Though the Draft Constitution was ignorantly rejected by the opposition, many of whom are now clamouring for the clauses that were enshrined therein, the Senate was re-introduced in 2005, marking yet another landmark development in the country’s legislature, and a reversion to the two-chamber model that was dropped after the first decade of independence.

Several innovations have been made to make our representative democracy relevant to the people.

The major developments have been the introduction of well-equipped Constituency Information Centres in all the country’s constituencies.

These have enabled constituents to interact with their MPs and get valuable information concerning the business of the House.

The record of proceedings in the House – the Hansard – is also available at the centres free of charge.

A Parliamentary Reform Programme was launched in 1997 which ushered in a more responsive Parliament for the new millennium.

The reforms which are now being implemented focus on making Parliament more responsive to the public, more effective in calling the Government to account and more efficient in the way it goes about its business.

It has been recognised that the time afforded during plenary sessions is inadequate.

It is in this context that Parliament formed parliamentary committees which play a vital role in the monitoring of public policy programmes and expenditure and by advocating transparency and accountability.

These committees have enabled Parliament to exercise a more efficient oversight role hence the parliamentary reform exercise reviewed and restructured committees to make them proactive and open to the public.

These committees replaced the old four departmental select committees that were in place in earlier parliaments, to ensure more regular and thorough shadowing of the activities of all ministries, Government departments and paras- tatals.

They have powers to conduct public hearings on legislation, policy objectives and the administration of ministries and departments.

The new system will allow a closer scrutiny of each ministry, and enable greater cohesion between the legislature and the executive.

In spite of these developments, the issue of female representation has remained a major weakness of our legislature. The Government has, however, made strides towards improving this anomaly in line with the Southern African Development Community (SADC) Protocol on Gender that seeks to have at least a 30percent female representation in Parliament.

The new Constitution adopted in 2013 further cements Zimbabwe’s legislature and in particular female representation.

The new Constitution’s provisions on gender equality align with several of key international and regional gender equality and women’s rights instruments that Zimbabwe has signed and ratified.

These include the Protocol to the African Charter on Human and People’s Rights on the Rights of Women in Africa and the Southern African Development Community Gender and Development Protocol, among others.

The Constitution opens with provisions stating that respect for gender equality is one of the country’s founding values.

The Declaration of Rights which includes a section on women’s rights, has been expanded to include socio-economic and cultural rights, and it can be used in legal or judicial proceedings.
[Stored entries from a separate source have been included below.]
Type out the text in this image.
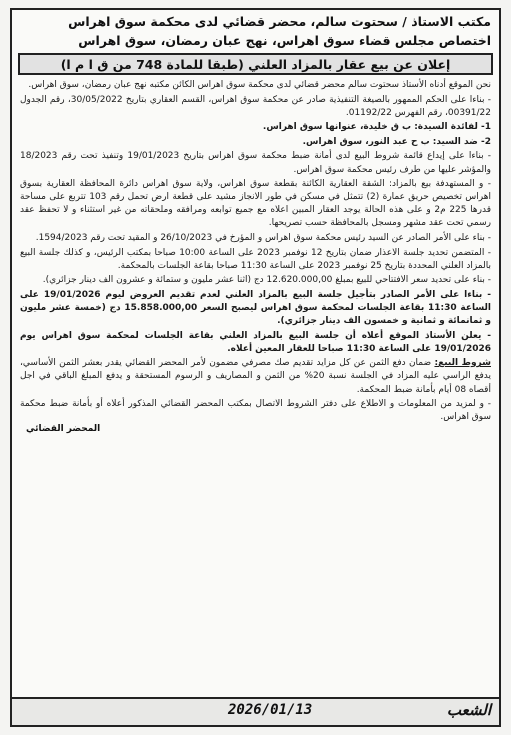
مكتب الاستاذ / سحتوت سالم، محضر قضائي لدى محكمة سوق اهراس
اختصاص مجلس قضاء سوق اهراس، نهج عبان رمضان، سوق اهراس
إعلان عن بيع عقار بالمزاد العلني (طبقا للمادة 748 من ق ا م ا)

نحن الموقع أدناه الأستاذ سحتوت سالم محضر قضائي لدى محكمة سوق اهراس الكائن مكتبه نهج عبان رمضان، سوق اهراس.

- بناءا على الحكم الممهور بالصيغة التنفيذية صادر عن محكمة سوق اهراس، القسم العقاري بتاريخ 30/05/2022، رقم الجدول 00391/22، رقم الفهرس 01192/22.

1- لفائدة السيدة: ب ق خليدة، عنوانها سوق اهراس.

2- ضد السيد: ب ح عبد النور، سوق اهراس.

- بناءا على إيداع قائمة شروط البيع لدى أمانة ضبط محكمة سوق اهراس بتاريخ 19/01/2023 وتنفيذ تحت رقم 18/2023 والمؤشر عليها من طرف رئيس محكمة سوق اهراس.

- و المستهدفة بيع بالمزاد: الشقة العقارية الكائنة بقطعة سوق اهراس، ولاية سوق اهراس دائرة المحافظة العقارية بسوق اهراس تخصيص حريق عمارة (2) تتمثل في مسكن في طور الانجاز مشيد على قطعة ارض تحمل رقم 103 تتربع على مساحة قدرها 225 م2 و على هذه الحالة يوجد العقار المبين اعلاه مع جميع توابعه ومرافقه وملحقاته من غير استثناء و لا تحفظ عقد رسمي تحت عقد مشهر ومسجل بالمحافظة حسب تصريحها.

- بناء على الأمر الصادر عن السيد رئيس محكمة سوق اهراس و المؤرخ في 26/10/2023 و المقيد تحت رقم 1594/2023.

- المتضمن تحديد جلسة الاعذار ضمان بتاريخ 12 نوفمبر 2023 على الساعة 10:00 صباحا بمكتب الرئيس، و كذلك جلسة البيع بالمزاد العلني المحددة بتاريخ 25 نوفمبر 2023 على الساعة 11:30 صباحا بقاعة الجلسات بالمحكمة.

- بناء على تحديد سعر الافتتاحي للبيع بمبلغ 12.620.000,00 دج (اثنا عشر مليون و ستمائة و عشرون الف دينار جزائري).

- بناءا على الأمر الصادر بتأجيل جلسة البيع بالمزاد العلني لعدم تقديم العروض ليوم 19/01/2026 على الساعة 11:30 بقاعة الجلسات لمحكمة سوق اهراس ليصبح السعر 15.858.000,00 دج (خمسة عشر مليون و ثمانمائة و ثمانية و خمسون الف دينار جزائري).

- يعلن الأستاذ الموقع أعلاه أن جلسة البيع بالمزاد العلني بقاعة الجلسات لمحكمة سوق اهراس يوم 19/01/2026 على الساعة 11:30 صباحا للعقار المعين أعلاه.

شروط البيع: ضمان دفع الثمن عن كل مزايد تقديم صك مصرفي مضمون لأمر المحضر القضائي يقدر بعشر الثمن الأساسي، يدفع الراسي عليه المزاد في الجلسة نسبة 20% من الثمن و المصاريف و الرسوم المستحقة و يدفع المبلغ الباقي في اجل أقصاه 08 أيام بأمانة ضبط المحكمة.

- و لمزيد من المعلومات و الاطلاع على دفتر الشروط الاتصال بمكتب المحضر القضائي المذكور أعلاه أو بأمانة ضبط محكمة سوق اهراس.

المحضر القضائي
الشعب
2026/01/13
This means new opportunities for women in jobs, education, finance and credit must be ensured by the government and in national funding.

The new Constitution also includes a special measure to increase women’s representation in Parliament. In the National Assembly, 60 reserved seats for women will be elected through a system of proportional representation based on the votes cast for political party candidates in a general election for the 210 members.

The 60 reserved seats for women will be additional to any women elected to the other 210 seats.